Entretenant depuis toujours un lien très fort avec sa fan base, Iron Maiden a donc donné l’opportunité à ses fans de proposer les noms les plus swag pour leur oiseau de fer. Le résultat est sans appel, ce sera Ed Force One, en hommage à leur mascotte Eddie. Et pour rappeler que les Londoniens sont les plus gros pimps du heavy metal game, ceux-ci ont collé un énorme sticker au nom de la tournée sur toute la longueur de l’engin, foutu la tronche d’Eddie façon « dernier album » sur toute la queue de l’avion et inscrit tous les lieux par lesquels passera ladite tournée sur le nez du paquebot. Iron Maiden c’est le Barça. Idem pour la tournée suivante en 2011 - pour célébrer le très bon The Final Frontier.

Sauf que Iron Maiden nous est revenu avec un double album l’année passée. Outre le fait que cet plaque était excellente (elle a fini dans notre top 10 metal, d’ailleurs), Iron Maiden en veut toujours plus quand il s’agit de tourner.

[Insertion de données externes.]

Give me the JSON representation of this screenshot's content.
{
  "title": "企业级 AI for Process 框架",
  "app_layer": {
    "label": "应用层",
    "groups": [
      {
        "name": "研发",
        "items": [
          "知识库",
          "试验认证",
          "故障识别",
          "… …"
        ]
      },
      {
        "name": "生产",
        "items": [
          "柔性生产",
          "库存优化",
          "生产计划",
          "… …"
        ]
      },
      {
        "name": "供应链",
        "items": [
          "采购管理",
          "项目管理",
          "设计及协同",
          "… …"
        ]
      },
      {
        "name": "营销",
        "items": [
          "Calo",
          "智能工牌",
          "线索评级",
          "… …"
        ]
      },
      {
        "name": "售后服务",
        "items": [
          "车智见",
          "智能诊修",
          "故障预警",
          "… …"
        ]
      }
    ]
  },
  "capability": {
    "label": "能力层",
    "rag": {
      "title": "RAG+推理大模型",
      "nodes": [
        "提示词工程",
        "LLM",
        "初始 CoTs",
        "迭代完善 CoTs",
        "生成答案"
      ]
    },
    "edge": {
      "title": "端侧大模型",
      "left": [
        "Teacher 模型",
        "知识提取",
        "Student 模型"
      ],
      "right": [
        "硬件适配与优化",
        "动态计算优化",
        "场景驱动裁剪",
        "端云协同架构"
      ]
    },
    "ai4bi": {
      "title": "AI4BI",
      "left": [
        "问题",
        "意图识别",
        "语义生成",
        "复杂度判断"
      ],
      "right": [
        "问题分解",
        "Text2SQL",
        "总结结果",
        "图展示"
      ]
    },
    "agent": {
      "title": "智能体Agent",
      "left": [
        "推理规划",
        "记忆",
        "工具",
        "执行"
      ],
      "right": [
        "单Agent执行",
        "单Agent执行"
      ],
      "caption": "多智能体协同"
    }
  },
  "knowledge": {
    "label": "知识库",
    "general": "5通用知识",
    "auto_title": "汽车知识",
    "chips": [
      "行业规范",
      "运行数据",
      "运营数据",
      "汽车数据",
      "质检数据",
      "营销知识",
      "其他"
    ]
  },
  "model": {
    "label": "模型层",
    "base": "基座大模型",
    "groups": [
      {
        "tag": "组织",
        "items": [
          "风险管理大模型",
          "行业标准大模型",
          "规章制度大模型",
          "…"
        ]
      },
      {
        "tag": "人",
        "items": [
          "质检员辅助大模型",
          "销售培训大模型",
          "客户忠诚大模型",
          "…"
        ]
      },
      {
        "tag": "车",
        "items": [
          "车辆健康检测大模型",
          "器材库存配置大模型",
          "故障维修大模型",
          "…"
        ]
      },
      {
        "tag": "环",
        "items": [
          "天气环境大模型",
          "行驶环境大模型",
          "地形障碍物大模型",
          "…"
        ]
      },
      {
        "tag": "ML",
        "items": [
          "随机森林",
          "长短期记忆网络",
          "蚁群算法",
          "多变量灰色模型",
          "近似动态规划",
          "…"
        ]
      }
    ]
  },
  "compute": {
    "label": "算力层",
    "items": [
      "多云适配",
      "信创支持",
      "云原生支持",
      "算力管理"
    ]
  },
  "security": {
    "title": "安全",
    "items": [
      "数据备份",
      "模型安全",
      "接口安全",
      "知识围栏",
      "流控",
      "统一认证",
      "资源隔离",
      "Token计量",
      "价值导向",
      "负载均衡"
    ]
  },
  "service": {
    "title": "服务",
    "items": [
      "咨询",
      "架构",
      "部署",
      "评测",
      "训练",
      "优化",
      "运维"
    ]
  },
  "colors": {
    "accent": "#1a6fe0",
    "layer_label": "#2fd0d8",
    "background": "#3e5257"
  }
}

Et qui dit double-album dit avion deux fois plus grand (plus ou moins). Ed Force One est aujourd’hui un beau bébé de 178 tonnes pour une longueur de 71 mètres et une envergure de 64 mètres. Un Boeing 747 que le groupe loue à la société Air Atlanta Icelandic pour l’occasion, après que l’engin a passé toute sa vie au service d’Air France.

Une machine de guerre qui peut accueillir tous les membres du groupe, ainsi que l’équipe de tournée et tout le matériel , sans devoir acheminer le moindre boulon par un autre moyen de transport. Utile quand on s’apprête à effectuer 70 dates dans 35 pays pour un voyage de presque 90.000 kilomètres réparti sur sept mois. Putain de marathon.

Niveau équipage, la cerise sur le gâteau reste encore que Bruce Dickinson, leader charismatique du groupe qui sort d’un cancer de la gorge, assure lui-même le pilotage de l’engin (!). Et même s’il reste un pilote chevronné - 7.000 heures au compteur dans l’aviation marchande et une formation acquise en 1991 – le chanteur à la voix criarde devra passer par la case simulateur de vol pour upgrader sa licence - on ne passe pas d’une Peugeot RCZ à une Lamborghini Murcielago en un claquement de doigts.

Tout ça nous ramène donc au tarmac de Cardiff, au décollage de Ed Force One et au lancement de cette tournée une fois de plus pachydermique en terme de moyens et de médiatisation - de notre côté, certains membres de la rédaction attendent beaucoup de ce Book of Souls World Tour, qui passera par la France et la Belgique.

Le résultat final est implacable et peut laisser sans voix à en voir le magnifique cliché pris par Rob Starling au moment de l’atterrissage à Fort Lauderdale, à quatre jours de leur première date de concert. Une initiative complètement folle, à l’image de l’histoire du groupe et de sa position monopolistique depuis trente ans au rayon du heavy qui s’écoute avec une veste en jeans sans manches.

L’occasion de rappeler à pas mal de monde que, si le nom des Londoniens peut parfois faire rire en 2016 (à tort, de toute évidence), Iron Maiden n’en finit pas de porter haut les couleurs de son héritage. Toujours plus proches des étoiles, tout là-haut, dans le ciel.